THE CHOICE OF CAREERS : IV. THE BAR
By A BARRISTER-AT-LAW
[This is the fourth of a series of articles on conditions in the principal careers open to boys and girls from public and secondary schools. Next week's article will deal with the teaching profession] AFORENSIC career, as everyone knows, is precarious and uncertain. The reasons for success or failure at the English Bar are, and will always remain, something of a mystery. Young men who come down from the Univer- sities with brilliant academic qualifications find as often as not that after some years they are making beggarly pittances while their supposedly slower-witted contemporaries are in receipt of comfortable incomes. To say that no one will make his way without a fair amount of ability and a good deal of steady .application is to state the obvious. But apart from these elementary attributes the qualities which do in fact command success are so diverse as almost to defy classification. Moreover the elements of chance and luck probably play a larger part at the Bar than in most other callings. Provided that he is capable of seizing his oppor- tunities the newcomer who happens to be related to one or more influential solicitors enjoys a long start ever his less fortunate contemporaries. " Influence " is not everything, but it can mean a great deal in the early years. Again, a young barrister may find that his advancement is promoted or retarded by matters beyond his own control. If, after a few years experience, he happens to be in chambers with an established junior who proceeds to take silk he may be able to step into the latter's shoes and may find almost at once that his practice is substantially increased. In any case he depends largely upon those senior to him in the same chambers for his opportunities to meet professional clients, and his own progress is often dependent to no small extent upon theirs.

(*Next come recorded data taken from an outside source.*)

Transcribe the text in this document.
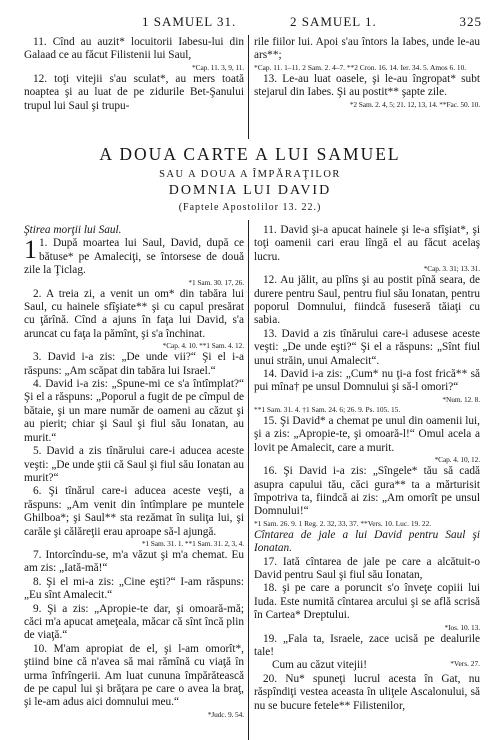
1 SAMUEL 31.	2 SAMUEL 1.	325

11. Cînd au auzit* locuitorii Iabesu-lui din Galaad ce au făcut Filistenii lui Saul,

*Cap. 11. 3, 9, 11.

12. toţi vitejii s'au sculat*, au mers toată noaptea şi au luat de pe zidurile Bet-Şanului trupul lui Saul şi trupu-

rile fiilor lui. Apoi s'au întors la Iabes, unde le-au ars**;

*Cap. 11. 1–11. 2 Sam. 2. 4–7. **2 Cron. 16. 14. Ier. 34. 5. Amos 6. 10.

13. Le-au luat oasele, şi le-au îngropat* subt stejarul din Iabes. Şi au postit** şapte zile.

*2 Sam. 2. 4, 5; 21. 12, 13, 14. **Fac. 50. 10.
A DOUA CARTE A LUI SAMUEL
SAU A DOUA A ÎMPĂRAŢILOR
DOMNIA LUI DAVID
(Faptele Apostolilor 13. 22.)

Ştirea morţii lui Saul.

1 1. După moartea lui Saul, David, după ce bătuse* pe Amaleciţi, se întorsese de două zile la Ţiclag.

*1 Sam. 30. 17, 26.

2. A treia zi, a venit un om* din tabăra lui Saul, cu hainele sfîşiate** şi cu capul presărat cu ţărînă. Cînd a ajuns în faţa lui David, s'a aruncat cu faţa la pămînt, şi s'a închinat.

*Cap. 4. 10. **1 Sam. 4. 12.

3. David i-a zis: „De unde vii?“ Şi el i-a răspuns: „Am scăpat din tabăra lui Israel.“

4. David i-a zis: „Spune-mi ce s'a întîmplat?“ Şi el a răspuns: „Poporul a fugit de pe cîmpul de bătaie, şi un mare număr de oameni au căzut şi au pierit; chiar şi Saul şi fiul său Ionatan, au murit.“

5. David a zis tînărului care-i aducea aceste veşti: „De unde ştii că Saul şi fiul său Ionatan au murit?“

6. Şi tînărul care-i aducea aceste veşti, a răspuns: „Am venit din întîmplare pe muntele Ghilboa*; şi Saul** sta rezămat în suliţa lui, şi carăle şi călăreţii erau aproape să-l ajungă.

*1 Sam. 31. 1. **1 Sam. 31. 2, 3, 4.

7. Intorcîndu-se, m'a văzut şi m'a chemat. Eu am zis: „Iată-mă!“

8. Şi el mi-a zis: „Cine eşti?“ I-am răspuns: „Eu sînt Amalecit.“

9. Şi a zis: „Apropie-te dar, şi omoară-mă; căci m'a apucat ameţeala, măcar că sînt încă plin de viaţă.“

10. M'am apropiat de el, şi l-am omorît*, ştiind bine că n'avea să mai rămînă cu viaţă în urma înfrîngerii. Am luat cununa împărătească de pe capul lui şi brăţara pe care o avea la braţ, şi le-am adus aici domnului meu.“

*Judc. 9. 54.

11. David şi-a apucat hainele şi le-a sfîşiat*, şi toţi oamenii cari erau lîngă el au făcut acelaş lucru.

*Cap. 3. 31; 13. 31.

12. Au jălit, au plîns şi au postit pînă seara, de durere pentru Saul, pentru fiul său Ionatan, pentru poporul Domnului, fiindcă fuseseră tăiaţi cu sabia.

13. David a zis tînărului care-i adusese aceste veşti: „De unde eşti?“ Şi el a răspuns: „Sînt fiul unui străin, unui Amalecit“.

14. David i-a zis: „Cum* nu ţi-a fost frică** să pui mîna† pe unsul Domnului şi să-l omori?“

*Num. 12. 8.
**1 Sam. 31. 4. †1 Sam. 24. 6; 26. 9. Ps. 105. 15.

15. Şi David* a chemat pe unul din oamenii lui, şi a zis: „Apropie-te, şi omoară-l!“ Omul acela a lovit pe Amalecit, care a murit.

*Cap. 4. 10, 12.

16. Şi David i-a zis: „Sîngele* tău să cadă asupra capului tău, căci gura** ta a mărturisit împotriva ta, fiindcă ai zis: „Am omorît pe unsul Domnului!“

*1 Sam. 26. 9. 1 Reg. 2. 32, 33, 37. **Vers. 10. Luc. 19. 22.

Cîntarea de jale a lui David pentru Saul şi Ionatan.

17. Iată cîntarea de jale pe care a alcătuit-o David pentru Saul şi fiul său Ionatan,

18. şi pe care a poruncit s'o înveţe copiii lui Iuda. Este numită cîntarea arcului şi se află scrisă în Cartea* Dreptului.

*Ios. 10. 13.

19. „Fala ta, Israele, zace ucisă pe dealurile tale!

Cum au căzut vitejii!	*Vers. 27.

20. Nu* spuneţi lucrul acesta în Gat, nu răspîndiţi vestea aceasta în uliţele Ascalonului, să nu se bucure fetele** Filistenilor,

These drawbacks are common knowledge. The compensating advantages are equally well known. For those who reach a position of pre-eminence the rewards, though seldom so large as newspaper readers are led to imagine, are still very considerable. And there are hundreds of members of the junior Bar whose names are unfamiliar to the general public, but who nevertheless contrive to make substantial incomes. Moreover, a barrister's life, provided that he is fairly constantly employed, is full of interest. The work of the Law Courts is a constant reflection of the changing life of the community, and a common law junior with a fairly varied practice has an opportunity of observing at close quarters the activities of all sorts and conditions of men. Finally there is that very real thing, the comradeship of the Bar. This is one of those intangibles which it is obviously impossible to describe in precise terms -but the existence of which no practising member of the profession would be likely to deny. It is one of-the factors which go to make the practice of the law a pleasant and satisfying way of earning a living. There is a widespread impression among barristers that the volume of work is diminishing. The civil judicial statistics scarcely bear this out. It is true that the total number of appeals to all the appellate courts (i.e., the Privy Council, House of Lords, Court of Appeal and High Court) was only 1,038 in 1936 as compared with 1,503 in 1913, and that the average over the period 1932-36 was 1,063 while it was 1,278 from 1912 to 1916. It is also true that taking the same five-year periods the number of proceedings commenced in the Chancery Courts has fallen from 7,402 in the former to 6,195 in the latter. In the King's Bench Division, however, there has been an increase from 56,143 to 88,105, while the yearly average of divorce proceedings has gone up from 1,312 to 5,215. As against this it is probably the case that a larger number of actions than formerly are settled before briefs are delivered. Undoubtedly the public is fearful of the cost of litigation, with the consequence that litigants show an increased willingness to compromise their claims. The explanation probably lies in the fact that since the War the fees of a few fashionable leaders have substantially increased. The scale of their remuneration is given great publicity in the Press, and as a result the layman has an exag- gerated idea of the expense of going to law.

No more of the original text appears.